Closed JessicaMeixner-NOAA closed 3 years ago
@jessica, the path to metis/parmetis on orion is to the ones compiled using hpc-stack /work/noaa/marine/ali.abdolali/Source/hpc-stack/parmetis-4.0.3/lib I checked the matrix_ncep and it is referred to the above-mentioned path. Do you get failure using it?
They're build with hpc-intel/2019.5 but ufs-weather-model uses hpc-intel/2018.4 (see: https://github.com/ufs-community/ufs-weather-model/blob/develop/modulefiles/ufs_orion.intel#L16-L18) so I was currently switching to use that intel unless there's a reason we should deviate from that?
@JessicaMeixner-NOAA I just removed the one with intel./2019 and compiled them with the same version of hpc stack module use /apps/contrib/NCEP/libs/hpc-stack/modulefiles/stack
module load hpc/1.1.0 module load hpc-intel/2018.4 module load hpc-impi/2018.4
the path did not change: /work/noaa/marine/ali.abdolali/Source/hpc-stack/parmetis-4.0.3/lib
Thanks @aliabdolali the PDLIB tests now seem to be passing.
Current issues are:
FYI @ricampos
I can get past the segfaults I was having by adding:
ulimit -s unlimited
Now I have run into https://github.com/NOAA-EMC/WW3/issues/442
Thanks, Jessica.
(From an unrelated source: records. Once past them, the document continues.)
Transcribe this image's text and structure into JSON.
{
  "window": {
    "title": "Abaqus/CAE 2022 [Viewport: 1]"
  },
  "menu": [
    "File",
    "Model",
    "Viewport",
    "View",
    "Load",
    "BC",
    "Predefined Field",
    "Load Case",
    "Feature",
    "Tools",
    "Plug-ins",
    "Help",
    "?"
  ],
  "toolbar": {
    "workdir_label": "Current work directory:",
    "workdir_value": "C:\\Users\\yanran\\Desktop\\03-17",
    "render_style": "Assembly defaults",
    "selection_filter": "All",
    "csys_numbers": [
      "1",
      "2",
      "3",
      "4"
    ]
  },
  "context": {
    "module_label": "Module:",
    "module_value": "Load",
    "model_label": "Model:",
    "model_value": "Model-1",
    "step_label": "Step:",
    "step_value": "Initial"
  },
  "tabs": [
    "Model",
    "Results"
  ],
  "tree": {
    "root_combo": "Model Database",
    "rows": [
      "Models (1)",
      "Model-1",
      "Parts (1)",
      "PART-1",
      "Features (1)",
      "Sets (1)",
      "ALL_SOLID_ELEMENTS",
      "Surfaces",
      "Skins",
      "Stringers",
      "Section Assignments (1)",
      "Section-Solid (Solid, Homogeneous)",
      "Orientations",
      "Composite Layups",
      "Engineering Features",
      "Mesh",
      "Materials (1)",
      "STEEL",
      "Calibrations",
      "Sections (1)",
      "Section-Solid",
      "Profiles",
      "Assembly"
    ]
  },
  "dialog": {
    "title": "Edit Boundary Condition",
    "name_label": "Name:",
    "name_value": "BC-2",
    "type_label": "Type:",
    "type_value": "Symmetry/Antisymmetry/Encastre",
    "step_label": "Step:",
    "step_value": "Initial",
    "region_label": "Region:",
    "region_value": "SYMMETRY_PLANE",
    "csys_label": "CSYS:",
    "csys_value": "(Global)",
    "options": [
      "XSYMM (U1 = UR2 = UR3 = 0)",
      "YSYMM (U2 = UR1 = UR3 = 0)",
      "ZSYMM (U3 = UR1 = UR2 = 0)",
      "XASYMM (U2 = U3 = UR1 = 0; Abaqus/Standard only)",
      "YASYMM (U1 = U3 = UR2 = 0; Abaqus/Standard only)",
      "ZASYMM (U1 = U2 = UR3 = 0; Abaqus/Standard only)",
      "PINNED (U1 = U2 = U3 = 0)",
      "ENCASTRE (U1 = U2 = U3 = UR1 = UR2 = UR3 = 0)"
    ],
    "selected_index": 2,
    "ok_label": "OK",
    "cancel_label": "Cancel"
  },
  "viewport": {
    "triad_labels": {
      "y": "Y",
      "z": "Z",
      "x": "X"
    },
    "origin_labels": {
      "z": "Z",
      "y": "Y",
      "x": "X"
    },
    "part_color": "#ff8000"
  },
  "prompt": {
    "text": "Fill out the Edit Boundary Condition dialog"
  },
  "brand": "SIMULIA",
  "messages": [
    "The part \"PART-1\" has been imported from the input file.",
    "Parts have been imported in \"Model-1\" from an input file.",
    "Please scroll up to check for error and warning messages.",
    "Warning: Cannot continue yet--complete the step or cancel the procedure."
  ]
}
I will leave a note for me to remember to add this line.
Okay at this point I have a branch that runs everything on orion except for the netcdf output with the partitions, those tests still fail.
@aliabdolali @ricampos should I go ahead and make a PR with the updates as of now or wait until we have a fix for the netcdf issues on orion?
@JessicaMeixner-NOAA Thanks, please go ahead and make the PR. If needed, please make an issue associated with this problem.
Hi Jessica, I found the problem on Orion. When ww3_ounf is compiled with netcdf/4.7.4 the program crashes during partition writing with the message "NetCDF: Name contains illegal characters" as you saw. It partially writes the file (without partitions) and then stop, but the problematic netcdf file is created. When I recompiled the model with netcdf/4.7.2 , ww3_ounf worked nicely. All good. See results at: /work/noaa/marine/ricardo.campos/models/WW3/regtests/ww3_ufs1.3/output I compared the partition characters and text, with the non-partition variables. And I tried to edit w3ounfmetamd, but I didn't manage to make it work with netcdf/4.7.4 . Only with netcdf/4.7.2.
From now on I will always use module load netcdf/4.7.2 in my jobscripts.
There was an issue when running the regtests on hera, I thought I had solved that problem, but I guess not. So no pull request yet for this branch.
@ricampos while netcdf/4.7.2 solving the problem is great, that's not an hpc-stack module which is what we want to use. Let's make a new issue for just the netcdf problem problem on orion, using the hpc-stack modules instead. If needed we might need to create a simple test case that we can post on an issue on hpc-stack itself if need be.
Understood. But what if this is a netcdf/4.7.4 issue instead of a WW3 issue?
Understood. But what if this is a netcdf/4.7.4 issue instead of a WW3 issue?
It works with netcdf/4.7.4 on hera I'll make a new issue -- let's continue this conversation there.
ok
We should be able to run matrix_ncep on orion. The first issue was to change mpirun to srun which is the command we should be using on hera too for slurm. Still debugging issues on orion that include: -- I think the parmetis library needs to be rebuilt now that we're using hpc-stack modules on orion (@aliabdolali can you help with this?) -- the oasis tests fail see question in issue #440
This work is being done on: https://github.com/JessicaMeixner-NOAA/WW3/tree/orion
When completed, the hope is to be able to use the hpc-stack modules on orion and run the WW3 regression tests on orion as well as hera.